Os valores das custas judiciais no Brasil e as disparidades entre os Estados quanto à forma de fixação desses valores foram debatidos durante o seminário do Conselho Nacional de Justiça, que ocorreu nesta terça. O presidente nacional da OAB, Ophir Cavalcante ressaltou no encontro que a Justiça não pode ser sócia da parte, cobrando valores altíssimos em termos de custas. Ainda no encontro, porém, ele também defendeu a sua não gratuidade, uma vez que este benefício deve ser conferido apenas aos legalmente hipossuficientes.

“Conhecer o valor do custo de cada processo é o grande desafio que está posto.
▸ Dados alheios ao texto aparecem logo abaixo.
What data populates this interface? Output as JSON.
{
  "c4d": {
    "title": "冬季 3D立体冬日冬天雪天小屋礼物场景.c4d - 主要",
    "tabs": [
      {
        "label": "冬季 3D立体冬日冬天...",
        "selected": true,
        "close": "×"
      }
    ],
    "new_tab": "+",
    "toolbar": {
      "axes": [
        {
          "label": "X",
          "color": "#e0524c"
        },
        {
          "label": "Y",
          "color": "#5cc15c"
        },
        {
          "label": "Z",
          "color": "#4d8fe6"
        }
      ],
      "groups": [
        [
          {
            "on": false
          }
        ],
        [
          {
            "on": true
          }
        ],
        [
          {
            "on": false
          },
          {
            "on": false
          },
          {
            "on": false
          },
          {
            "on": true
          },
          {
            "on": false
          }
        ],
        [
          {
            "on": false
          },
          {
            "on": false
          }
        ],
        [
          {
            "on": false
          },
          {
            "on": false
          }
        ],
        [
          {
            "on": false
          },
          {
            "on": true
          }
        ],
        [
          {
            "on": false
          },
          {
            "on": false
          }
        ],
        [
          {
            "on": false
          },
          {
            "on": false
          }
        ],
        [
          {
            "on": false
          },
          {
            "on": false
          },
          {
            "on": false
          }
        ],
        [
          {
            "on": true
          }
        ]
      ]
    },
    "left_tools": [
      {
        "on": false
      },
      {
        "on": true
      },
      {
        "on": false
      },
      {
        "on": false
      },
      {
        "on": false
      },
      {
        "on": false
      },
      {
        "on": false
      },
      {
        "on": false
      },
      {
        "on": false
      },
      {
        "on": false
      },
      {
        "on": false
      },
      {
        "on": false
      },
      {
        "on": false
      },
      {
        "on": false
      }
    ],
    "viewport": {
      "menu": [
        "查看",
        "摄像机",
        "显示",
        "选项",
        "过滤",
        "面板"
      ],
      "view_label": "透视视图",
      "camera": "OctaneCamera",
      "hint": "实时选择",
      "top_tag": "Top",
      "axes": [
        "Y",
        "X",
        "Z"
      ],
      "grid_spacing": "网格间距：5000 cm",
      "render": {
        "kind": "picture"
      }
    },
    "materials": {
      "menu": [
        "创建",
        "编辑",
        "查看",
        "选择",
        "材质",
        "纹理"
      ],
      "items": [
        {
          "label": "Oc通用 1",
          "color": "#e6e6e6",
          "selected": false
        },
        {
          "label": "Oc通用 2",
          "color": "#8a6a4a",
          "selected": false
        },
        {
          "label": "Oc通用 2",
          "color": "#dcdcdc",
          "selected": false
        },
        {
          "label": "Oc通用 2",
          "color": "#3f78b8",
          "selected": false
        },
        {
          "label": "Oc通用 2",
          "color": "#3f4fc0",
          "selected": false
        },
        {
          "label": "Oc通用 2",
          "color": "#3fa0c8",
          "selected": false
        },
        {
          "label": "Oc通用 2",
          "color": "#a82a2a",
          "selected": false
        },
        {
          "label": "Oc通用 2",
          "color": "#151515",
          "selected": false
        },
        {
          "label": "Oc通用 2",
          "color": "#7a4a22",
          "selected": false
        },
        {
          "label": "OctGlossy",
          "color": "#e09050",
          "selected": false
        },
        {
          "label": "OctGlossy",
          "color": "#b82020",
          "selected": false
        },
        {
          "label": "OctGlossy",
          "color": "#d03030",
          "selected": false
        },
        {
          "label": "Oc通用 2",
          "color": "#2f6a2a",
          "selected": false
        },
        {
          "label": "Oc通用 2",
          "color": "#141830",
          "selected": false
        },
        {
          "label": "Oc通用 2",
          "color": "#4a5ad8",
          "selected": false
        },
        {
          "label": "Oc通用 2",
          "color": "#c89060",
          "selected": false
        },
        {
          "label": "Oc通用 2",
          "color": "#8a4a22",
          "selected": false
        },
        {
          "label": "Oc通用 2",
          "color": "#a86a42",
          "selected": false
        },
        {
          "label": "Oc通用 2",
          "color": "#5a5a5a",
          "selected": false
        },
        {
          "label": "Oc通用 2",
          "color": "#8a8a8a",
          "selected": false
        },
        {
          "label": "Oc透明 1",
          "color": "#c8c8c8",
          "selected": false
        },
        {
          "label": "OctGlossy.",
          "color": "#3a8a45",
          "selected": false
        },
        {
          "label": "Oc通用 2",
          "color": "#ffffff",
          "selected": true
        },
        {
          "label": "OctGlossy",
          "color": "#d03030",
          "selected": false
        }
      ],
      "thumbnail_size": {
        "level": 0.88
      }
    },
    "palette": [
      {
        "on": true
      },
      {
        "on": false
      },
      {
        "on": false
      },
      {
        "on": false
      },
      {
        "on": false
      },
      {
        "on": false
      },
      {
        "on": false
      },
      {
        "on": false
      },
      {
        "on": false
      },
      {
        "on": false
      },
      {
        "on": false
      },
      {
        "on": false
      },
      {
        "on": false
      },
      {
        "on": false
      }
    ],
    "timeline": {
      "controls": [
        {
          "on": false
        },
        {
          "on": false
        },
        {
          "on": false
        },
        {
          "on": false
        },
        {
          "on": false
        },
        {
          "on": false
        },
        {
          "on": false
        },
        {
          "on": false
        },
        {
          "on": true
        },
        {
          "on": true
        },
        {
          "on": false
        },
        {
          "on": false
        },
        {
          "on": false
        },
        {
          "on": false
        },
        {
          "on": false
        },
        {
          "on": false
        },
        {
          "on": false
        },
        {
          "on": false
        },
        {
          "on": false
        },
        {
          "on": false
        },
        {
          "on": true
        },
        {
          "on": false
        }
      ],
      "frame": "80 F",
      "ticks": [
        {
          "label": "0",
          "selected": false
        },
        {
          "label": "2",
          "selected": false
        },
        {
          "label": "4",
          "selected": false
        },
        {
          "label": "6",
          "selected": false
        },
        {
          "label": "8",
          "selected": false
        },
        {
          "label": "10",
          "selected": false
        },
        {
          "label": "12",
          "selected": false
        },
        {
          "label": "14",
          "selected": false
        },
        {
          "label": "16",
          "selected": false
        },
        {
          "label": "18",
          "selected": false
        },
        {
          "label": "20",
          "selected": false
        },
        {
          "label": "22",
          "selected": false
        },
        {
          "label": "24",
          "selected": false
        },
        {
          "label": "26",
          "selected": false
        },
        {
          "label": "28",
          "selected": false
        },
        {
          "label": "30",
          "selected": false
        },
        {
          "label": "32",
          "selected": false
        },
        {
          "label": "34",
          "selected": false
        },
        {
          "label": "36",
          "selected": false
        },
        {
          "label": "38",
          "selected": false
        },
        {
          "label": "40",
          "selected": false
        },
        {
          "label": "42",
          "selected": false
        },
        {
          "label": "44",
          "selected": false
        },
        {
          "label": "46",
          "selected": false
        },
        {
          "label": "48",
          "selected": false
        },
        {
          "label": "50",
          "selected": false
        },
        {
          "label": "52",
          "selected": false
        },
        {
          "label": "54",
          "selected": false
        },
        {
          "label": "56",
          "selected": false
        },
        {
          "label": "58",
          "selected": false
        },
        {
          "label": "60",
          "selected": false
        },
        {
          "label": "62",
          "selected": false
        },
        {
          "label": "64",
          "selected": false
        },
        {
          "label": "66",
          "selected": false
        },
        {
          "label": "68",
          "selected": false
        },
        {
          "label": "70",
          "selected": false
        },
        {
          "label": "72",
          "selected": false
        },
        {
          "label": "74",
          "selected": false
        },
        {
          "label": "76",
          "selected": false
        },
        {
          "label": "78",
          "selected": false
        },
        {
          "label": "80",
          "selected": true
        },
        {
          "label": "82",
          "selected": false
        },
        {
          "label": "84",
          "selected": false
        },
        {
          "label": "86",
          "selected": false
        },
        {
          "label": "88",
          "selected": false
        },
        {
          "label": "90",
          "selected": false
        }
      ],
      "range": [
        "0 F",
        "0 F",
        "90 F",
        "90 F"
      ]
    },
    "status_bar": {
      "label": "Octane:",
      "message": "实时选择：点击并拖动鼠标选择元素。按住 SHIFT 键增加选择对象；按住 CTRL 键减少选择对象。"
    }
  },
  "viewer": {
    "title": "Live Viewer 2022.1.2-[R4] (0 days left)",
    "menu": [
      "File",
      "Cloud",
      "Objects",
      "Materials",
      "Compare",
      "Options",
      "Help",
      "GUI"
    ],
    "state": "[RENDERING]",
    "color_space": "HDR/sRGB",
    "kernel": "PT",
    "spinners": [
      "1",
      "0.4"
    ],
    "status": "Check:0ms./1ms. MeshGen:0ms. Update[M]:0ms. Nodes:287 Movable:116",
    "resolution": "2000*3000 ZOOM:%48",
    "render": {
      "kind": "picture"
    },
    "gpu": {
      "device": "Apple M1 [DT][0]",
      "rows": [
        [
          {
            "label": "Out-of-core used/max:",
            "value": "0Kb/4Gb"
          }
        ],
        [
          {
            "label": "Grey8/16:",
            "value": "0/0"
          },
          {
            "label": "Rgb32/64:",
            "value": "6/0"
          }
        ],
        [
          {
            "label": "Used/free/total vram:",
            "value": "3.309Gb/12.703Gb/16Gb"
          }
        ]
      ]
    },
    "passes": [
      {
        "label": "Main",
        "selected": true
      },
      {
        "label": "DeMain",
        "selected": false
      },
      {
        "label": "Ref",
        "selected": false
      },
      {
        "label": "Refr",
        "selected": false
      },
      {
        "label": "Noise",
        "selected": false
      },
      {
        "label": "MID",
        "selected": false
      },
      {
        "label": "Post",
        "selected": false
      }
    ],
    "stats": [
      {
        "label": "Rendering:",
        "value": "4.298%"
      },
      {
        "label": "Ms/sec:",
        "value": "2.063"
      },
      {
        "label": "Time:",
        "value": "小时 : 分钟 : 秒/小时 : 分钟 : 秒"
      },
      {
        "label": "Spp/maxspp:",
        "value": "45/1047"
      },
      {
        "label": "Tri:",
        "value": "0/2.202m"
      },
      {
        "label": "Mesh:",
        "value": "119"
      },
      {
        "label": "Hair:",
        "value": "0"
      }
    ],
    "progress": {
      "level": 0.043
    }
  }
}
O grande problema hoje é que cada tribunal, por ser uma ilha isolada e detentor de autonomia, fixa as custas como quiser, sem levar em consideração parâmetros sociais e de justiça”, afirmou Ophir Cavalcante.

A intenção do CNJ é formar uma Comissão composta de advogados, membros do Ministério Público, do CNJ e do Judiciário para debater o tema e sair em busca de valores que sejam razoáveis e não um reforço de caixa para os tribunais, sobretudo aos Tribunais de Justiça. Na maioria dos Estados, para a cobrança de custas não se leva em consideração o Índice de Desenvolvimento Humano (IDH) ou a renda per capita de cada um.